For many years, Anna lived in a little guesthouse behind Giorgio’s home in North Hollywood. This is where I first remember seeing my nonna. The house was very small with a comparatively large kitchen. It was there that my nonna made the wonderful krapfane and other fine little pastries that I still fondly remember. She spent much of her remaining years quietly tending to her tatting and keeping in touch with others from her past. Above all, she took the time to take care of family and preserve the simple traditions that she had imported from the Val di Non. I remember the kind but faltering voice, never quite confident with her new language. I remember the little bits of Nones that would sift out from behind closed doors late at night. I remember the sights and sounds of a history and of a time gone by that I was too young to comprehend. I remember the sound of the small brass bell she would ring when she needed oxygen administered during her last days in our home in San Fernando, California. And I remember too the day she died, as it was the only time I had ever seen tears fill my father’s eyes. Anna Rizzi passed away on November 24, 1956 at the age of 79.

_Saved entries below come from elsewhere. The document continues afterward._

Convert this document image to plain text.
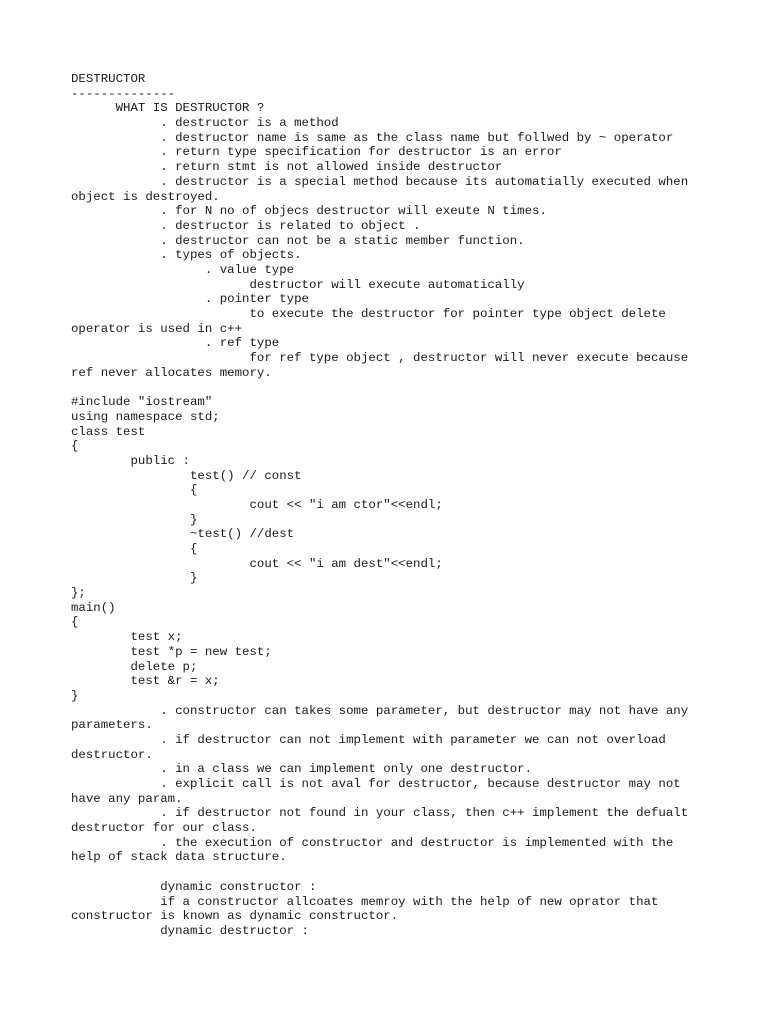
DESTRUCTOR
--------------
WHAT IS DESTRUCTOR ?
. destructor is a method
. destructor name is same as the class name but follwed by ~ operator
. return type specification for destructor is an error
. return stmt is not allowed inside destructor
. destructor is a special method because its automatially executed when
object is destroyed.
. for N no of objecs destructor will exeute N times.
. destructor is related to object .
. destructor can not be a static member function.
. types of objects.
. value type
destructor will execute automatically
. pointer type
to execute the destructor for pointer type object delete
operator is used in c++
. ref type
for ref type object , destructor will never execute because
ref never allocates memory.

#include "iostream"
using namespace std;
class test
{
public :
test() // const
{
cout << "i am ctor"<<endl;
}
~test() //dest
{
cout << "i am dest"<<endl;
}
};
main()
{
test x;
test *p = new test;
delete p;
test &r = x;
}
. constructor can takes some parameter, but destructor may not have any
parameters.
. if destructor can not implement with parameter we can not overload
destructor.
. in a class we can implement only one destructor.
. explicit call is not aval for destructor, because destructor may not
have any param.
. if destructor not found in your class, then c++ implement the defualt
destructor for our class.
. the execution of constructor and destructor is implemented with the
help of stack data structure.

dynamic constructor :
if a constructor allcoates memroy with the help of new oprator that
constructor is known as dynamic constructor.
dynamic destructor :
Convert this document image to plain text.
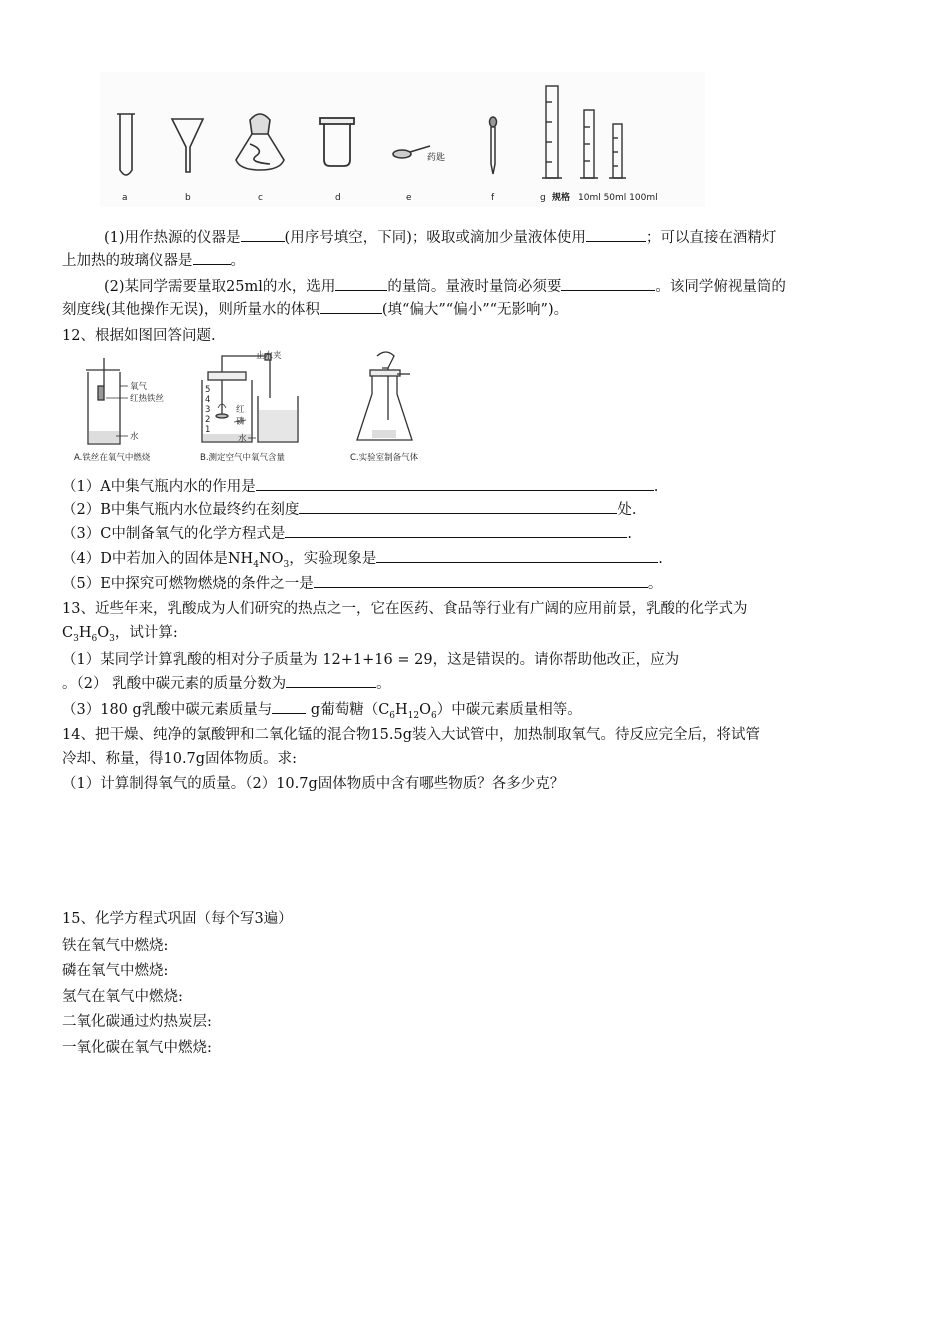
药匙
a	b	c	d	e	f	g 规格 10ml 50ml 100ml
(1)用作热源的仪器是	(用序号填空，下同)；吸取或滴加少量液体使用	；可以直接在酒精灯
上加热的玻璃仪器是	。
(2)某同学需要量取25ml的水，选用	的量筒。量液时量筒必须要	。该同学俯视量筒的
刻度线(其他操作无误)，则所量水的体积	(填“偏大”“偏小”“无影响”)。
12、根据如图回答问题.
氧气
红热铁丝
水
A.铁丝在氧气中燃烧
止水夹
红
磷
水
5
4
3
2
1
B.测定空气中氧气含量	C.实验室制备气体
（1）A中集气瓶内水的作用是	.
（2）B中集气瓶内水位最终约在刻度	处.
（3）C中制备氧气的化学方程式是	.
（4）D中若加入的固体是$NH_4NO_3$，实验现象是	.
（5）E中探究可燃物燃烧的条件之一是	。
13、近些年来，乳酸成为人们研究的热点之一，它在医药、食品等行业有广阔的应用前景，乳酸的化学式为
$C_3H_6O_3$，试计算:
（1）某同学计算乳酸的相对分子质量为 12+1+16 = 29，这是错误的。请你帮助他改正，应为
。（2） 乳酸中碳元素的质量分数为	。
（3）180 g乳酸中碳元素质量与 g葡萄糖$(C_6H_{12}O_6)$中碳元素质量相等。
14、把干燥、纯净的氯酸钾和二氧化锰的混合物15.5g装入大试管中，加热制取氧气。待反应完全后，将试管
冷却、称量，得10.7g固体物质。求:
（1）计算制得氧气的质量。（2）10.7g固体物质中含有哪些物质？各多少克？
15、化学方程式巩固（每个写3遍）
铁在氧气中燃烧:
磷在氧气中燃烧:
氢气在氧气中燃烧:
二氧化碳通过灼热炭层:
一氧化碳在氧气中燃烧:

With her passed an era of memories and experiences that I have just recently begun to explore. I still have thousands of unanswered questions and years of history to explore. I hope to do the task justice as I proceed carefully in the footsteps before me, from the Val di Non to Rock Springs and back again.


Allen E. Rizzi lives in Eugene, Oregon in the United States.

His family originated in the villages of Brez, Cloz and Tret in the Val di Non.